‘Guess I’m not going home’: Thousands more flights canceled Monday as omicron affects airline staffing
Some people didn’t make it in time to see their family for Christmas, while others had difficulty getting home. Thousands flights were canceled on Monday worldwide, and over the Christmas weekend, as the highly-contagious COVID-19 omicron variant continued its rapid spread, putting pressure on staffing at both airports and airlines.

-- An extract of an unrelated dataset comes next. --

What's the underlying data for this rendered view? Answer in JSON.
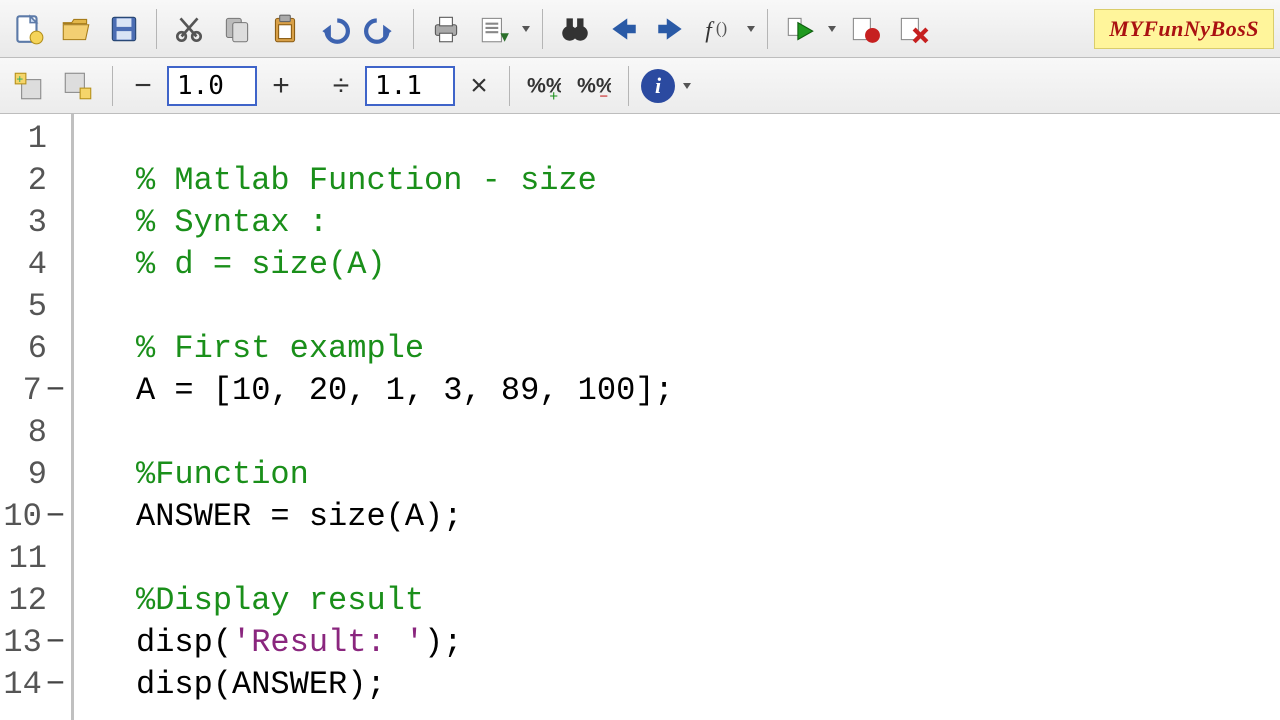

There were 2,208 flights canceled globally on Monday, in addition to 5,103 over the past weekend; 752 flights to or out of the U.S. were also canceled on Monday, on top of the 1,717 canceled on Sunday through Christmas Day, according to FlightAware. Frustrated passengers called out airlines on Twitter
“Guess I’m not going home tonight,” one passenger wrote, while posting a photo of an airport information board showing several cancelled and delayed flights. “Flight home canceled, stuck in Florida, nowhere to go,” a woman tweeted her airline. Another passenger wrote: “Left house at 3 a.m.. Flight got canceled. Waited 3 hours in line to rebook, then 30 minutes at Starbucks
line.” Under federal law, passengers are entitled to a full refund if an airline cancels a flight, although many airlines will offer vouchers. Some airlines will also offer overnight hotel vouchers, depending on the time of the flight. Related: Canceling Christmas travel plans because of COVID-19? How to avoid wasting time — and money Delta Air Lines had canceled 497 flights collectively on Monday, Christmas Day and Sunday, United Airlines had canceled 427 flights, Jet Blue
had canceled 302 flights, and American Airlines
canceled 238 flights over the three days. The Transportation Security Administration said that 30 million people were expected to travel from Dec. 20 through Jan. 3, down from approximately 44 million during the 2019 holiday season just the coronavirus pandemic. “The nationwide spike in Omicron cases this week has had a direct impact on our flight crews and the people who run our operation,” United Airlines
said in statement released on Christmas Eve. “Delta
teams have exhausted all options and resources — including rerouting and substitutions of aircraft and crews to cover scheduled flying,” the airline said in a statement ahead of the Christmas weekend. COVID-19, the disease caused by the new virus SARS-CoV-2, has killed 809,300 Americans. There is a daily average of 214,499 new cases in the U.S., up 83% over two weeks, according to the New York Times tracker.